Jacques, who directs the Shock Tube Laboratory at Virginia Tech, is no stranger to assessing the resilience of structures to blast and impact loads.

The facility, located at the Thomas M. Murray Structures Laboratory in Blacksburg, VA, boasts a large-scale gas-detonation blast simulator that uses the explosive power of an oxy-fuel mixture to mimic the intense blast waves produced during accidental explosions and terror attacks. With cutting-edge high-speed data acquisition and camera systems, Jacques’ team can analyze in detail how structures respond to these blasts.

The video on the left shows the shock tube testing a conventionally constructed reinforced concrete beam without strengthening layers. The video on the right shows a similar beam with novel cementitious strengthening layers that improved blast performance. Videos courtesy of Eric Jacques.

Mechtcherine’s team is developing mineral based-cementitious composites containing a hybrid fiber reinforcing scheme consisting of continuous textile layers and short, randomly distributed micro-fibers.

“The novel protective layers lead to tremendous benefits in preserving structural integrity and human safety,” said Mechtcherine. “Short fibers provide an outstanding damage tolerance to an otherwise brittle mineral matrix, while optimizing the efficiency of textile reinforcements and preventing spalling. In addition, our composites exhibit high thermal stability and fire resistance.”

Their work is funded by the German Research Association Deutsche Forschungsgemeinschaft (DFG).

The partnership between Virginia Tech and TU Dresden has grown over time, fueled by the belief that Mechtcherine’s innovative mineral-bonded strengthening layers could significantly boost the blast resilience of reinforced concrete — a capability uniquely demonstrated by Jacques’ state-of-the-art shock tube.

One unique feature of this reinforced concrete is the self-centering capability.
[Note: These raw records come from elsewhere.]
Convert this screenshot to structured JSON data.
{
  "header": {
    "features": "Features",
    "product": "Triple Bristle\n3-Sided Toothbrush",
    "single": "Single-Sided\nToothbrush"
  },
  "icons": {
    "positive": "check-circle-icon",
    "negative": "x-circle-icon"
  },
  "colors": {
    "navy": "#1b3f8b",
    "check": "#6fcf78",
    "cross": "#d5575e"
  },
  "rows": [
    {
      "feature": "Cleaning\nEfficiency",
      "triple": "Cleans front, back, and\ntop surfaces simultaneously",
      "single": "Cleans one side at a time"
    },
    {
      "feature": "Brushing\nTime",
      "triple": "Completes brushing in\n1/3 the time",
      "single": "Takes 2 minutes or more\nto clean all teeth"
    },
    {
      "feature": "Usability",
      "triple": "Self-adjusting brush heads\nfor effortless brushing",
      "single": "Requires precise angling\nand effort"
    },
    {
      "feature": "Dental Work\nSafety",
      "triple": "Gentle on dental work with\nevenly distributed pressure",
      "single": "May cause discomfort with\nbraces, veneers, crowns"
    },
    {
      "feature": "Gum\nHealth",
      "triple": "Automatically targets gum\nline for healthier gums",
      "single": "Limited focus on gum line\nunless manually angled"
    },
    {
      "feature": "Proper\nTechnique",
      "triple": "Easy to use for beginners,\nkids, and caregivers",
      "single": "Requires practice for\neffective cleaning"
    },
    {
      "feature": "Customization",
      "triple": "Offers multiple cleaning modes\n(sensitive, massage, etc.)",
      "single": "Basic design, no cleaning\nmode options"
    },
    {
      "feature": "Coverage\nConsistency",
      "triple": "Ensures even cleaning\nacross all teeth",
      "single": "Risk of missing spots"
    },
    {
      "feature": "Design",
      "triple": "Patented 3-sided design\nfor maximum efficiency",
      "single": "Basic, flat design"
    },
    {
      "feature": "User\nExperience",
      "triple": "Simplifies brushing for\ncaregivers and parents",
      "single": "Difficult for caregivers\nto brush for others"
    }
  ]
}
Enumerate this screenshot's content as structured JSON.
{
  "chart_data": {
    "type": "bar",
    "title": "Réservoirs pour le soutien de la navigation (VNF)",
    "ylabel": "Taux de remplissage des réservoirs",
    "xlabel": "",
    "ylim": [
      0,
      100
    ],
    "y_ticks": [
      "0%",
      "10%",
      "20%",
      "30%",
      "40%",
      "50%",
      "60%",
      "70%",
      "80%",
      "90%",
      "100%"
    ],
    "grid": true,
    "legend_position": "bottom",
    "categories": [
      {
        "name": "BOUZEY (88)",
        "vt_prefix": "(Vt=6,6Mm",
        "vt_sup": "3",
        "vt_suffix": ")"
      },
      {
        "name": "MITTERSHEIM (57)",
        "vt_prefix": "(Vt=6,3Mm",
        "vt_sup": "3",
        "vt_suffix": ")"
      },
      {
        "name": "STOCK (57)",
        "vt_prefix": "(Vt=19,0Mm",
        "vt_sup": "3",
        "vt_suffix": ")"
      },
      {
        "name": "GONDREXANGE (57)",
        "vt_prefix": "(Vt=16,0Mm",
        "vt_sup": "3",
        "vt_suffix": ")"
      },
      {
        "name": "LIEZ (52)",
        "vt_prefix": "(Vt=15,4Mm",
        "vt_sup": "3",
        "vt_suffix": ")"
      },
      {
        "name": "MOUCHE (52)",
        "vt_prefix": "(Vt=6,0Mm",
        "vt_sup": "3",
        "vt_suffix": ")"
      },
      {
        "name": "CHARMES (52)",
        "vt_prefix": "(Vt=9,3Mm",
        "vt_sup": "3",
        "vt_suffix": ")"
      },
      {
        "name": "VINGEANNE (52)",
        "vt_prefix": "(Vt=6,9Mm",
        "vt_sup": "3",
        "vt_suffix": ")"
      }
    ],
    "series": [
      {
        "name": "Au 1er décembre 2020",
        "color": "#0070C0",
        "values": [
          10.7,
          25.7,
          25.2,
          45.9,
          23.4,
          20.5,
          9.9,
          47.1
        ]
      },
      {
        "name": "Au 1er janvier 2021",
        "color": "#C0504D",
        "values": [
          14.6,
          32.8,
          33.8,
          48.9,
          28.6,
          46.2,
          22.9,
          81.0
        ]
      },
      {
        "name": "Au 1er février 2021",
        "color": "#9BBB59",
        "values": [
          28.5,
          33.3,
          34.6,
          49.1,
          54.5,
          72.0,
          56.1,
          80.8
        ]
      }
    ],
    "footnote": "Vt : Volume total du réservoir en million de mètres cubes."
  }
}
After enduring a blast, the structure is engineered to revert to its original position, which minimizes damage, curtails repair costs, and reduces downtime in the aftermath of a catastrophic event.

Putting theories to the test

This summer, five concrete beams — strengthened with various mineral-bonded composite layers — underwent explosive blast testing using the shock tube. Although each test was over in just a few milliseconds, the research represented over a year of detailed planning and teamwork between Virginia Tech’s Chris Jackson and TU Dresden’s Franz Bracklow and Cesare Signorini.

For three weeks, the trio mounted beams, set up instruments, and documented damage from the blasts. And they weren't alone in their endeavor. In Germany, two experts aided with troubleshooting and digital image correlation analysis. Their international collaboration was marked by daily online meetings, where the Virginia Tech team, visiting researchers, and German colleagues discussed results and strategized future tests.

The real action, however, lay in the tests themselves. Each beam, under the watchful eyes of high-speed cameras, was subjected to progressively increasing blast loads. The aim was to determine what blast magnitude each beam could withstand before the strengthening layer reached its breaking point.

The experiments showcased how the beam’s strengthening layers can activate self-centering, which allows the beam to return to a position close to its original state after a blast that would have otherwise destroyed an unprotected member.

“The cementitious strain-hardening layer dissipates blast energy through microcracking and fracturing of fiber-matrix bonds,” said Jacques. “Meanwhile, the carbon textile reinforcement behaves like a rubber band, stretching with the beam as it deforms under the blast pressure.”

When the blast subsides, the stored energy in this “rubber band” acts as a restoring force, countering the damage from the blast and returning the beam to its original position.